Analysis: Pure ataxia without hemiplegia + ataxic dysarthria + ipsilateral (right) limb and gait ataxia = right cerebellar infarction. No motor or sensory deficit because the cerebellum has no corticospinal fibres. The ataxic dysarthria (scanning speech — irregular, variable volume, slurred) is cerebellar, not bulbar or spastic. TOAST subtype: in a 55-year-old hypertensive, small vessel cerebellar infarction is possible; CT must exclude cerebellar haemorrhage (clinically indistinguishable from infarction — and large cerebellar haemorrhage requires neurosurgical decompression). Note: cerebellar stroke can be life-threatening from posterior fossa oedema causing fourth ventricle compression and obstructive hydrocephalus — NIHSS may appear low but clinical urgency is high.

Scenario C: A 48-year-old woman woke at 6 am with right arm weakness. She was last seen well at 11 pm the previous night. NCCT brain: normal. Is she eligible for IV thrombolysis?

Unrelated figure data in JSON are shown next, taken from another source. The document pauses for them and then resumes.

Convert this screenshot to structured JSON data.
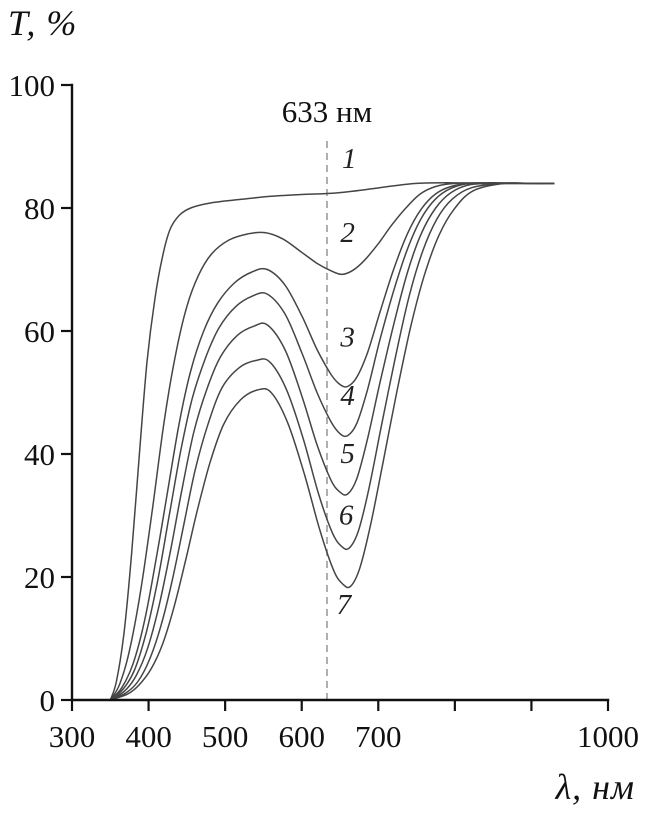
{
  "chart_data": {
    "type": "line",
    "xlabel": "λ, нм",
    "ylabel": "T, %",
    "xlim": [
      300,
      1000
    ],
    "ylim": [
      0,
      100
    ],
    "grid": false,
    "legend_position": "none",
    "x_ticks": {
      "values": [
        300,
        400,
        500,
        600,
        700,
        800,
        900,
        1000
      ],
      "labels": [
        "300",
        "400",
        "500",
        "600",
        "700",
        "",
        "",
        "1000"
      ]
    },
    "y_ticks": {
      "values": [
        0,
        20,
        40,
        60,
        80,
        100
      ],
      "labels": [
        "0",
        "20",
        "40",
        "60",
        "80",
        "100"
      ]
    },
    "annotation": {
      "text": "633 нм",
      "x": 633,
      "text_y": 94,
      "line_top_y": 91,
      "line_bottom_y": 0
    },
    "curve_labels": [
      {
        "text": "1",
        "x": 662,
        "y": 86.5
      },
      {
        "text": "2",
        "x": 660,
        "y": 74.5
      },
      {
        "text": "3",
        "x": 660,
        "y": 57.5
      },
      {
        "text": "4",
        "x": 660,
        "y": 48.0
      },
      {
        "text": "5",
        "x": 660,
        "y": 38.5
      },
      {
        "text": "6",
        "x": 658,
        "y": 28.5
      },
      {
        "text": "7",
        "x": 655,
        "y": 14.0
      }
    ],
    "series": [
      {
        "name": "1",
        "points": [
          [
            350,
            0
          ],
          [
            358,
            3
          ],
          [
            368,
            11
          ],
          [
            378,
            24
          ],
          [
            388,
            40
          ],
          [
            398,
            55
          ],
          [
            408,
            65
          ],
          [
            418,
            72
          ],
          [
            428,
            76.5
          ],
          [
            440,
            78.8
          ],
          [
            455,
            80
          ],
          [
            480,
            80.8
          ],
          [
            520,
            81.4
          ],
          [
            560,
            81.9
          ],
          [
            600,
            82.2
          ],
          [
            640,
            82.4
          ],
          [
            665,
            82.7
          ],
          [
            690,
            83.1
          ],
          [
            720,
            83.6
          ],
          [
            750,
            84
          ],
          [
            790,
            84.1
          ],
          [
            840,
            84
          ],
          [
            890,
            84
          ],
          [
            930,
            84
          ]
        ]
      },
      {
        "name": "2",
        "points": [
          [
            350,
            0
          ],
          [
            362,
            2.5
          ],
          [
            375,
            8
          ],
          [
            390,
            18
          ],
          [
            405,
            31
          ],
          [
            420,
            45
          ],
          [
            435,
            56
          ],
          [
            450,
            64
          ],
          [
            465,
            69
          ],
          [
            482,
            72.5
          ],
          [
            505,
            74.8
          ],
          [
            530,
            75.8
          ],
          [
            552,
            76
          ],
          [
            575,
            75
          ],
          [
            600,
            72.8
          ],
          [
            620,
            71
          ],
          [
            638,
            69.8
          ],
          [
            652,
            69.2
          ],
          [
            666,
            69.8
          ],
          [
            682,
            71.5
          ],
          [
            700,
            74.2
          ],
          [
            718,
            77.3
          ],
          [
            736,
            80
          ],
          [
            755,
            82.3
          ],
          [
            775,
            83.5
          ],
          [
            800,
            84
          ],
          [
            850,
            84.1
          ],
          [
            900,
            84
          ],
          [
            930,
            84
          ]
        ]
      },
      {
        "name": "3",
        "points": [
          [
            350,
            0
          ],
          [
            365,
            2
          ],
          [
            380,
            6
          ],
          [
            395,
            13
          ],
          [
            410,
            23
          ],
          [
            425,
            34
          ],
          [
            440,
            45
          ],
          [
            455,
            53.5
          ],
          [
            472,
            60
          ],
          [
            490,
            64.5
          ],
          [
            512,
            67.8
          ],
          [
            535,
            69.6
          ],
          [
            555,
            70
          ],
          [
            578,
            67.5
          ],
          [
            600,
            62.5
          ],
          [
            620,
            57
          ],
          [
            638,
            53
          ],
          [
            650,
            51.3
          ],
          [
            660,
            51
          ],
          [
            672,
            52.5
          ],
          [
            686,
            56.5
          ],
          [
            702,
            63
          ],
          [
            720,
            70
          ],
          [
            738,
            75.8
          ],
          [
            756,
            79.8
          ],
          [
            775,
            82.3
          ],
          [
            795,
            83.5
          ],
          [
            820,
            84
          ],
          [
            860,
            84
          ],
          [
            900,
            84
          ],
          [
            930,
            84
          ]
        ]
      },
      {
        "name": "4",
        "points": [
          [
            350,
            0
          ],
          [
            367,
            1.8
          ],
          [
            382,
            5
          ],
          [
            397,
            11
          ],
          [
            412,
            19.5
          ],
          [
            427,
            30
          ],
          [
            442,
            40.5
          ],
          [
            457,
            49
          ],
          [
            474,
            55.5
          ],
          [
            492,
            60.5
          ],
          [
            514,
            64
          ],
          [
            536,
            65.7
          ],
          [
            555,
            66
          ],
          [
            578,
            62.8
          ],
          [
            600,
            56.5
          ],
          [
            620,
            50
          ],
          [
            638,
            45.3
          ],
          [
            650,
            43.3
          ],
          [
            660,
            43
          ],
          [
            672,
            45
          ],
          [
            686,
            50.5
          ],
          [
            702,
            58.5
          ],
          [
            720,
            66.5
          ],
          [
            738,
            73.3
          ],
          [
            756,
            78.3
          ],
          [
            775,
            81.5
          ],
          [
            795,
            83.2
          ],
          [
            820,
            84
          ],
          [
            860,
            84
          ],
          [
            900,
            84
          ],
          [
            930,
            84
          ]
        ]
      },
      {
        "name": "5",
        "points": [
          [
            350,
            0
          ],
          [
            369,
            1.5
          ],
          [
            384,
            4
          ],
          [
            399,
            8.5
          ],
          [
            414,
            15.5
          ],
          [
            429,
            24.5
          ],
          [
            444,
            34.5
          ],
          [
            459,
            43.5
          ],
          [
            476,
            50.5
          ],
          [
            494,
            55.8
          ],
          [
            516,
            59.3
          ],
          [
            538,
            60.8
          ],
          [
            555,
            61
          ],
          [
            578,
            57
          ],
          [
            600,
            49.5
          ],
          [
            620,
            41.5
          ],
          [
            638,
            35.8
          ],
          [
            650,
            33.8
          ],
          [
            660,
            33.5
          ],
          [
            672,
            36
          ],
          [
            686,
            42.5
          ],
          [
            702,
            51.5
          ],
          [
            720,
            61
          ],
          [
            738,
            69.5
          ],
          [
            756,
            75.8
          ],
          [
            775,
            80
          ],
          [
            795,
            82.5
          ],
          [
            820,
            83.8
          ],
          [
            860,
            84
          ],
          [
            900,
            84
          ],
          [
            930,
            84
          ]
        ]
      },
      {
        "name": "6",
        "points": [
          [
            350,
            0
          ],
          [
            371,
            1.2
          ],
          [
            386,
            3
          ],
          [
            401,
            6.5
          ],
          [
            416,
            12
          ],
          [
            431,
            19.5
          ],
          [
            446,
            28.5
          ],
          [
            461,
            37.5
          ],
          [
            478,
            45
          ],
          [
            496,
            50.8
          ],
          [
            518,
            54
          ],
          [
            540,
            55.2
          ],
          [
            558,
            55
          ],
          [
            580,
            50.5
          ],
          [
            602,
            42.5
          ],
          [
            622,
            33.5
          ],
          [
            640,
            27.2
          ],
          [
            652,
            25
          ],
          [
            662,
            24.7
          ],
          [
            674,
            27.5
          ],
          [
            688,
            34.5
          ],
          [
            704,
            44.5
          ],
          [
            722,
            55.5
          ],
          [
            740,
            65.5
          ],
          [
            758,
            73
          ],
          [
            777,
            78.3
          ],
          [
            797,
            81.5
          ],
          [
            822,
            83.3
          ],
          [
            862,
            84
          ],
          [
            900,
            84
          ],
          [
            930,
            84
          ]
        ]
      },
      {
        "name": "7",
        "points": [
          [
            350,
            0
          ],
          [
            373,
            1
          ],
          [
            388,
            2.5
          ],
          [
            403,
            5
          ],
          [
            418,
            9
          ],
          [
            433,
            15
          ],
          [
            448,
            22.5
          ],
          [
            463,
            30.5
          ],
          [
            480,
            38.5
          ],
          [
            498,
            44.8
          ],
          [
            520,
            48.8
          ],
          [
            542,
            50.4
          ],
          [
            560,
            50
          ],
          [
            582,
            45
          ],
          [
            604,
            36.5
          ],
          [
            624,
            27.5
          ],
          [
            642,
            21
          ],
          [
            654,
            18.8
          ],
          [
            664,
            18.5
          ],
          [
            676,
            21.5
          ],
          [
            690,
            28.5
          ],
          [
            706,
            38.5
          ],
          [
            724,
            50
          ],
          [
            742,
            60.5
          ],
          [
            760,
            69
          ],
          [
            779,
            75.5
          ],
          [
            799,
            79.8
          ],
          [
            824,
            82.8
          ],
          [
            864,
            84
          ],
          [
            900,
            84
          ],
          [
            930,
            84
          ]
        ]
      }
    ]
  }
}
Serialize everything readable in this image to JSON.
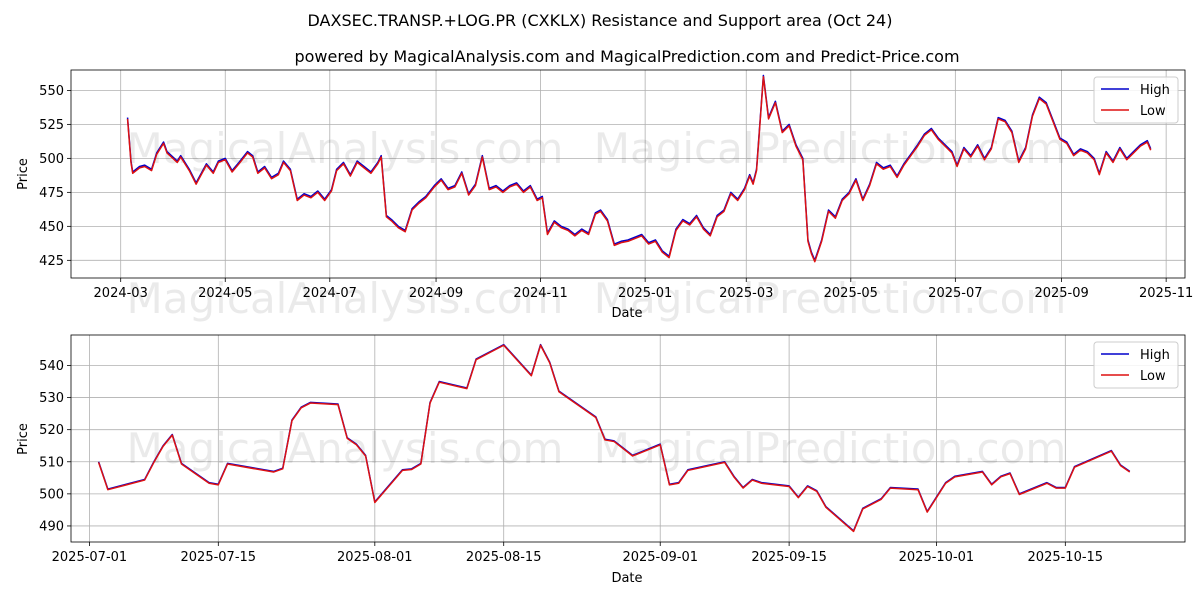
{
  "title": "DAXSEC.TRANSP.+LOG.PR (CXKLX) Resistance and Support area (Oct 24)",
  "subtitle": "powered by MagicalAnalysis.com and MagicalPrediction.com and Predict-Price.com",
  "watermarks": [
    "MagicalAnalysis.com",
    "MagicalPrediction.com"
  ],
  "colors": {
    "high": "#0000cc",
    "low": "#dd1111"
  },
  "chart_data": [
    {
      "type": "line",
      "xlabel": "Date",
      "ylabel": "Price",
      "legend": "top-right",
      "legend_labels": [
        "High",
        "Low"
      ],
      "xlim": [
        "2024-02-01",
        "2025-11-12"
      ],
      "ylim": [
        412,
        565
      ],
      "yticks": [
        425,
        450,
        475,
        500,
        525,
        550
      ],
      "xticks": [
        "2024-03",
        "2024-05",
        "2024-07",
        "2024-09",
        "2024-11",
        "2025-01",
        "2025-03",
        "2025-05",
        "2025-07",
        "2025-09",
        "2025-11"
      ],
      "x": [
        "2024-03-05",
        "2024-03-07",
        "2024-03-08",
        "2024-03-12",
        "2024-03-15",
        "2024-03-19",
        "2024-03-22",
        "2024-03-26",
        "2024-03-28",
        "2024-04-03",
        "2024-04-05",
        "2024-04-10",
        "2024-04-14",
        "2024-04-17",
        "2024-04-20",
        "2024-04-24",
        "2024-04-27",
        "2024-05-01",
        "2024-05-05",
        "2024-05-09",
        "2024-05-14",
        "2024-05-17",
        "2024-05-20",
        "2024-05-24",
        "2024-05-28",
        "2024-06-01",
        "2024-06-04",
        "2024-06-08",
        "2024-06-12",
        "2024-06-16",
        "2024-06-20",
        "2024-06-24",
        "2024-06-28",
        "2024-07-02",
        "2024-07-05",
        "2024-07-09",
        "2024-07-13",
        "2024-07-17",
        "2024-07-21",
        "2024-07-25",
        "2024-07-29",
        "2024-07-31",
        "2024-08-03",
        "2024-08-06",
        "2024-08-10",
        "2024-08-14",
        "2024-08-18",
        "2024-08-22",
        "2024-08-26",
        "2024-08-31",
        "2024-09-04",
        "2024-09-08",
        "2024-09-12",
        "2024-09-16",
        "2024-09-20",
        "2024-09-24",
        "2024-09-28",
        "2024-10-02",
        "2024-10-06",
        "2024-10-10",
        "2024-10-14",
        "2024-10-18",
        "2024-10-22",
        "2024-10-26",
        "2024-10-30",
        "2024-11-02",
        "2024-11-05",
        "2024-11-09",
        "2024-11-13",
        "2024-11-17",
        "2024-11-21",
        "2024-11-25",
        "2024-11-29",
        "2024-12-03",
        "2024-12-06",
        "2024-12-10",
        "2024-12-14",
        "2024-12-18",
        "2024-12-22",
        "2024-12-26",
        "2024-12-30",
        "2025-01-03",
        "2025-01-07",
        "2025-01-11",
        "2025-01-15",
        "2025-01-19",
        "2025-01-23",
        "2025-01-27",
        "2025-01-31",
        "2025-02-04",
        "2025-02-08",
        "2025-02-12",
        "2025-02-16",
        "2025-02-20",
        "2025-02-24",
        "2025-02-28",
        "2025-03-03",
        "2025-03-05",
        "2025-03-07",
        "2025-03-11",
        "2025-03-14",
        "2025-03-18",
        "2025-03-22",
        "2025-03-26",
        "2025-03-30",
        "2025-04-03",
        "2025-04-06",
        "2025-04-08",
        "2025-04-10",
        "2025-04-14",
        "2025-04-18",
        "2025-04-22",
        "2025-04-26",
        "2025-04-30",
        "2025-05-04",
        "2025-05-08",
        "2025-05-12",
        "2025-05-16",
        "2025-05-20",
        "2025-05-24",
        "2025-05-28",
        "2025-06-01",
        "2025-06-05",
        "2025-06-09",
        "2025-06-13",
        "2025-06-17",
        "2025-06-21",
        "2025-06-25",
        "2025-06-29",
        "2025-07-02",
        "2025-07-06",
        "2025-07-10",
        "2025-07-14",
        "2025-07-18",
        "2025-07-22",
        "2025-07-26",
        "2025-07-30",
        "2025-08-03",
        "2025-08-07",
        "2025-08-11",
        "2025-08-15",
        "2025-08-19",
        "2025-08-23",
        "2025-08-27",
        "2025-08-31",
        "2025-09-04",
        "2025-09-08",
        "2025-09-12",
        "2025-09-16",
        "2025-09-20",
        "2025-09-23",
        "2025-09-27",
        "2025-10-01",
        "2025-10-05",
        "2025-10-09",
        "2025-10-13",
        "2025-10-17",
        "2025-10-21",
        "2025-10-23"
      ],
      "series": [
        {
          "name": "High",
          "values": [
            530,
            498,
            490,
            494,
            495,
            492,
            504,
            512,
            505,
            498,
            502,
            492,
            482,
            489,
            496,
            490,
            498,
            500,
            491,
            497,
            505,
            502,
            490,
            494,
            486,
            489,
            498,
            492,
            470,
            474,
            472,
            476,
            470,
            477,
            492,
            497,
            488,
            498,
            494,
            490,
            497,
            502,
            458,
            455,
            450,
            447,
            463,
            468,
            472,
            480,
            485,
            478,
            480,
            490,
            474,
            481,
            502,
            478,
            480,
            476,
            480,
            482,
            476,
            480,
            470,
            472,
            445,
            454,
            450,
            448,
            444,
            448,
            445,
            460,
            462,
            455,
            437,
            439,
            440,
            442,
            444,
            438,
            440,
            432,
            428,
            448,
            455,
            452,
            458,
            449,
            444,
            458,
            462,
            475,
            470,
            478,
            488,
            482,
            492,
            561,
            530,
            542,
            520,
            525,
            510,
            500,
            440,
            431,
            425,
            440,
            462,
            457,
            470,
            475,
            485,
            470,
            481,
            497,
            493,
            495,
            487,
            496,
            503,
            510,
            518,
            522,
            515,
            510,
            505,
            495,
            508,
            502,
            510,
            500,
            508,
            530,
            528,
            520,
            498,
            508,
            532,
            545,
            541,
            528,
            515,
            512,
            503,
            507,
            505,
            500,
            489,
            505,
            498,
            508,
            500,
            505,
            510,
            513,
            507
          ]
        },
        {
          "name": "Low",
          "values": [
            529,
            497,
            489,
            493,
            494,
            491,
            503,
            511,
            504,
            497,
            501,
            491,
            481,
            488,
            495,
            489,
            497,
            499,
            490,
            496,
            504,
            501,
            489,
            493,
            485,
            488,
            497,
            491,
            469,
            473,
            471,
            475,
            469,
            476,
            491,
            496,
            487,
            497,
            493,
            489,
            496,
            501,
            457,
            454,
            449,
            446,
            462,
            467,
            471,
            479,
            484,
            477,
            479,
            489,
            473,
            480,
            501,
            477,
            479,
            475,
            479,
            481,
            475,
            479,
            469,
            471,
            444,
            453,
            449,
            447,
            443,
            447,
            444,
            459,
            461,
            454,
            436,
            438,
            439,
            441,
            443,
            437,
            439,
            431,
            427,
            447,
            454,
            451,
            457,
            448,
            443,
            457,
            461,
            474,
            469,
            477,
            487,
            481,
            491,
            560,
            529,
            541,
            519,
            524,
            509,
            499,
            439,
            430,
            424,
            439,
            461,
            456,
            469,
            474,
            484,
            469,
            480,
            496,
            492,
            494,
            486,
            495,
            502,
            509,
            517,
            521,
            514,
            509,
            504,
            494,
            507,
            501,
            509,
            499,
            507,
            529,
            527,
            519,
            497,
            507,
            531,
            544,
            540,
            527,
            514,
            511,
            502,
            506,
            504,
            499,
            488,
            504,
            497,
            507,
            499,
            504,
            509,
            512,
            506
          ]
        }
      ]
    },
    {
      "type": "line",
      "xlabel": "Date",
      "ylabel": "Price",
      "legend": "top-right",
      "legend_labels": [
        "High",
        "Low"
      ],
      "xlim": [
        "2025-06-29",
        "2025-10-28"
      ],
      "ylim": [
        485,
        549.5
      ],
      "yticks": [
        490,
        500,
        510,
        520,
        530,
        540
      ],
      "xticks": [
        "2025-07-01",
        "2025-07-15",
        "2025-08-01",
        "2025-08-15",
        "2025-09-01",
        "2025-09-15",
        "2025-10-01",
        "2025-10-15"
      ],
      "x": [
        "2025-07-02",
        "2025-07-03",
        "2025-07-07",
        "2025-07-08",
        "2025-07-09",
        "2025-07-10",
        "2025-07-11",
        "2025-07-14",
        "2025-07-15",
        "2025-07-16",
        "2025-07-21",
        "2025-07-22",
        "2025-07-23",
        "2025-07-24",
        "2025-07-25",
        "2025-07-28",
        "2025-07-29",
        "2025-07-30",
        "2025-07-31",
        "2025-08-01",
        "2025-08-04",
        "2025-08-05",
        "2025-08-06",
        "2025-08-07",
        "2025-08-08",
        "2025-08-11",
        "2025-08-12",
        "2025-08-15",
        "2025-08-18",
        "2025-08-19",
        "2025-08-20",
        "2025-08-21",
        "2025-08-25",
        "2025-08-26",
        "2025-08-27",
        "2025-08-29",
        "2025-09-01",
        "2025-09-02",
        "2025-09-03",
        "2025-09-04",
        "2025-09-08",
        "2025-09-09",
        "2025-09-10",
        "2025-09-11",
        "2025-09-12",
        "2025-09-15",
        "2025-09-16",
        "2025-09-17",
        "2025-09-18",
        "2025-09-19",
        "2025-09-22",
        "2025-09-23",
        "2025-09-25",
        "2025-09-26",
        "2025-09-29",
        "2025-09-30",
        "2025-10-02",
        "2025-10-03",
        "2025-10-06",
        "2025-10-07",
        "2025-10-08",
        "2025-10-09",
        "2025-10-10",
        "2025-10-13",
        "2025-10-14",
        "2025-10-15",
        "2025-10-16",
        "2025-10-20",
        "2025-10-21",
        "2025-10-22"
      ],
      "series": [
        {
          "name": "High",
          "values": [
            510,
            501.5,
            504.5,
            510,
            515,
            518.5,
            509.5,
            503.5,
            503,
            509.5,
            507,
            508,
            523,
            527,
            528.5,
            528,
            517.5,
            515.5,
            512,
            497.5,
            507.5,
            507.8,
            509.5,
            528.5,
            535,
            533,
            542,
            546.5,
            537,
            546.5,
            541,
            532,
            524,
            517,
            516.5,
            512,
            515.5,
            503,
            503.5,
            507.5,
            510,
            505.5,
            502,
            504.5,
            503.5,
            502.5,
            499,
            502.5,
            501,
            496,
            488.5,
            495.5,
            498.5,
            502,
            501.5,
            494.5,
            503.5,
            505.5,
            507,
            503,
            505.5,
            506.5,
            500,
            503.5,
            502,
            502,
            508.5,
            513.5,
            509,
            507
          ]
        },
        {
          "name": "Low",
          "values": [
            509.8,
            501.3,
            504.3,
            509.8,
            514.8,
            518.3,
            509.3,
            503.3,
            502.8,
            509.3,
            506.8,
            507.8,
            522.8,
            526.8,
            528.3,
            527.8,
            517.3,
            515.3,
            511.8,
            497.3,
            507.3,
            507.6,
            509.3,
            528.3,
            534.8,
            532.8,
            541.8,
            546.3,
            536.8,
            546.3,
            540.8,
            531.8,
            523.8,
            516.8,
            516.3,
            511.8,
            515.3,
            502.8,
            503.3,
            507.3,
            509.8,
            505.3,
            501.8,
            504.3,
            503.3,
            502.3,
            498.8,
            502.3,
            500.8,
            495.8,
            488.3,
            495.3,
            498.3,
            501.8,
            501.3,
            494.3,
            503.3,
            505.3,
            506.8,
            502.8,
            505.3,
            506.3,
            499.8,
            503.3,
            501.8,
            501.8,
            508.3,
            513.3,
            508.8,
            506.8
          ]
        }
      ]
    }
  ]
}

Analysis: Last known well 23:00, symptom noticed 06:00 = 7 hours from LKW. Standard IV thrombolysis window is ≤4.5 hours from LKW — she is OUTSIDE the window. However, wake-up stroke with unknown onset time may be eligible for thrombolysis if MRI shows DWI-positive but FLAIR-negative lesion (indicating the stroke occurred within approximately 4.5 hours before imaging, since FLAIR takes 4.5+ hours to become positive). If DWI/FLAIR mismatch is confirmed, she may be treated per the WAKE-UP trial protocol. If MRI is unavailable, she is NOT a candidate for standard IV thrombolysis but may be a candidate for mechanical thrombectomy if a proximal LVO is identified on CTA.